Though this is far from the only current problem with biofuels, a new approach by researchers from the University of Exeter in the UK appears to solve at least this particular issue with one fell swoop. As they write today in an article in Proceedings of the National Academy of Sciences, the team has genetically engineered E. coli bacteria to produce molecules that are interchangeable to the ones in diesel fuels already sold commercially. The products of this bacteria, if generated on a large-scale, could theoretically go directly into the millions of car and truck engines currently running on diesel worldwide—without the need to be blended with petroleum-based diesel.

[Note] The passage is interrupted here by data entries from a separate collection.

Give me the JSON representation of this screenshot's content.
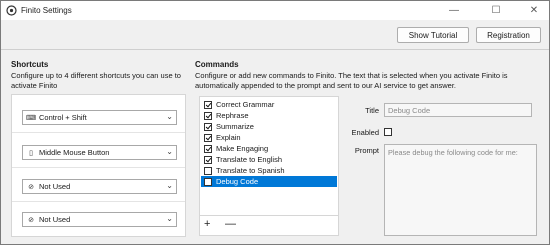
{
  "window": {
    "title": "Finito Settings",
    "min_glyph": "—",
    "max_glyph": "☐",
    "close_glyph": "✕"
  },
  "header": {
    "tutorial_label": "Show Tutorial",
    "registration_label": "Registration"
  },
  "shortcuts": {
    "title": "Shortcuts",
    "description": "Configure up to 4 different shortcuts you can use to activate Finito",
    "items": [
      {
        "icon": "keyboard-icon",
        "glyph": "⌨",
        "value": "Control + Shift"
      },
      {
        "icon": "mouse-icon",
        "glyph": "▯",
        "value": "Middle Mouse Button"
      },
      {
        "icon": "block-icon",
        "glyph": "⊘",
        "value": "Not Used"
      },
      {
        "icon": "block-icon",
        "glyph": "⊘",
        "value": "Not Used"
      }
    ]
  },
  "commands": {
    "title": "Commands",
    "description": "Configure or add new commands to Finito. The text that is selected when you activate Finito is automatically appended to the prompt and sent to our AI service to get answer.",
    "items": [
      {
        "label": "Correct Grammar",
        "checked": true
      },
      {
        "label": "Rephrase",
        "checked": true
      },
      {
        "label": "Summarize",
        "checked": true
      },
      {
        "label": "Explain",
        "checked": true
      },
      {
        "label": "Make Engaging",
        "checked": true
      },
      {
        "label": "Translate to English",
        "checked": true
      },
      {
        "label": "Translate to Spanish",
        "checked": false
      },
      {
        "label": "Debug Code",
        "checked": false,
        "selected": true
      }
    ],
    "add_label": "+",
    "remove_label": "—"
  },
  "detail": {
    "title_label": "Title",
    "title_value": "Debug Code",
    "enabled_label": "Enabled",
    "enabled": false,
    "prompt_label": "Prompt",
    "prompt_value": "Please debug the following code for me:"
  },
  "colors": {
    "selection": "#0078d7",
    "background": "#f0f0f0",
    "panel": "#ffffff"
  }
}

The group, led by John Love, accomplished the feat by mixing and matching genes from several different bacteria species and inserting them into the E. coli used in the experiment. These genes each code for particular enzymes, so when the genes are inserted into the E. coli, the bacteria gains the ability to synthesize these enzymes. As a result, it also gains the ability to perform the same metabolic reactions that those enzymes perform in each of the donor bacteria species.

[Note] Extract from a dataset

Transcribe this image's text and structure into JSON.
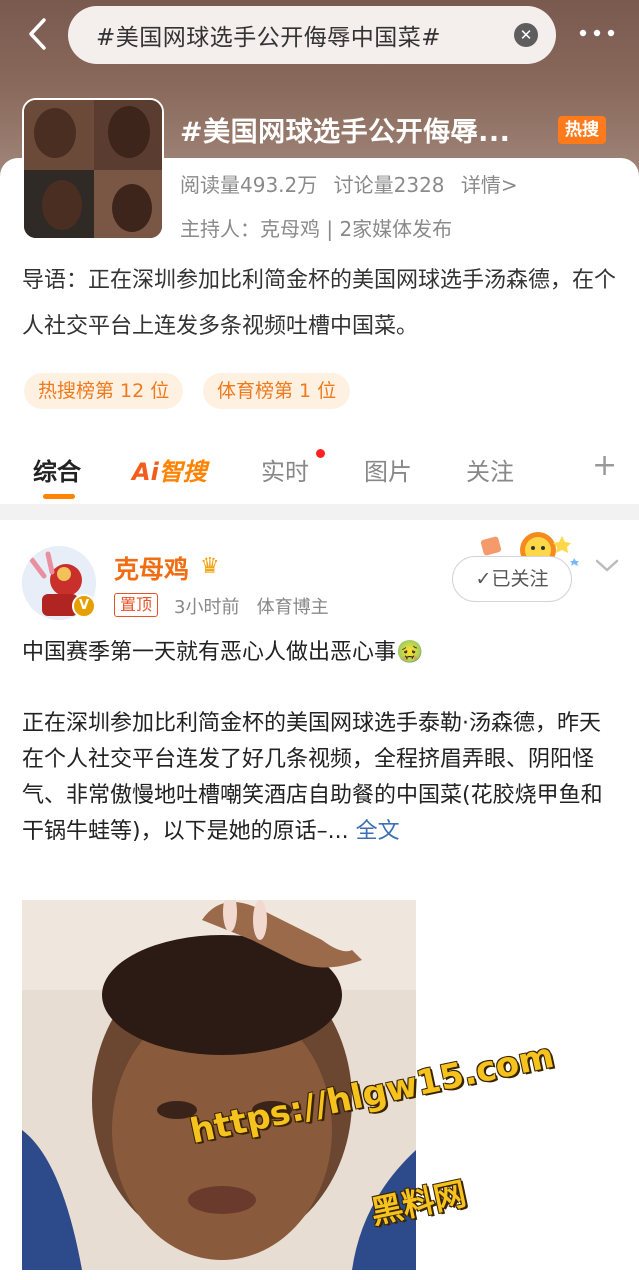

By carefully selecting and combining metabolic reactions, the researchers built an artificial chemical pathway piece-by-piece. Through this pathway, the genetically modified E. coli growing and reproducing in a petri dish filled with a high-fat broth were able to absorb fat molecules, convert them into hydrocarbons and excrete them as a waste product.
Hydrocarbons are the basis for all petroleum-based fuels, and the particular molecules they engineered the E. coli to produce are the same ones present in commercial diesel fuels. So far, they’ve only produced tiny quantities of this bacterial biodiesel, but if they were able to grow these bacteria on a massive scale and extract their hydrocarbon products, they’d have a ready-made diesel fuel. Of course, it remains to be seen whether fuel produced in this way will be able to compete in terms of cost with conventional diesel.
Additionally, energy never comes from thin air—and the energy contained within this bacterial fuel mostly originates in the broth of fatty acids that the bacteria are grown on. As a result, depending on the source of these fatty acids, this new fuel could be subject to some of the same criticisms leveled at biofuels currently in production.
For one, there’s the argument that converting food (whether corn, soybeans or other crops) into fuel causes ripple effects in global food market, increasing the volatility of food prices, as a UN study from last year found. Additionally, if the goal of developing new fuels is to fight climate change, many biofuels fall dramatically short, despite their environmentally-friendly image. Using ethanol made from corn (the most widely used biofuel in the U.S.), for example, is likely no better than burning conventional gasoline in terms of carbon emissions, and maybe actually be worse, due to all the energy that goes into growing the crop and processing it info fuel.
Whether this new bacteria-derived diesel suffers from these same problems largely depends upon what sort of fatty acid source is eventually used to grow the bacteria on a commercial scale—whether it would by synthesized from a potential food crop (say, corn or soy oil), or whether it could come from a presently-overlooked energy source. But the new approach already has one major advantage: Just the steps needed to refine other biofuels so they can be used in engines use energy and generate carbon emissions. By skipping these steps, the new bacterial biodiesel could be an energy efficient fuel choice from the start.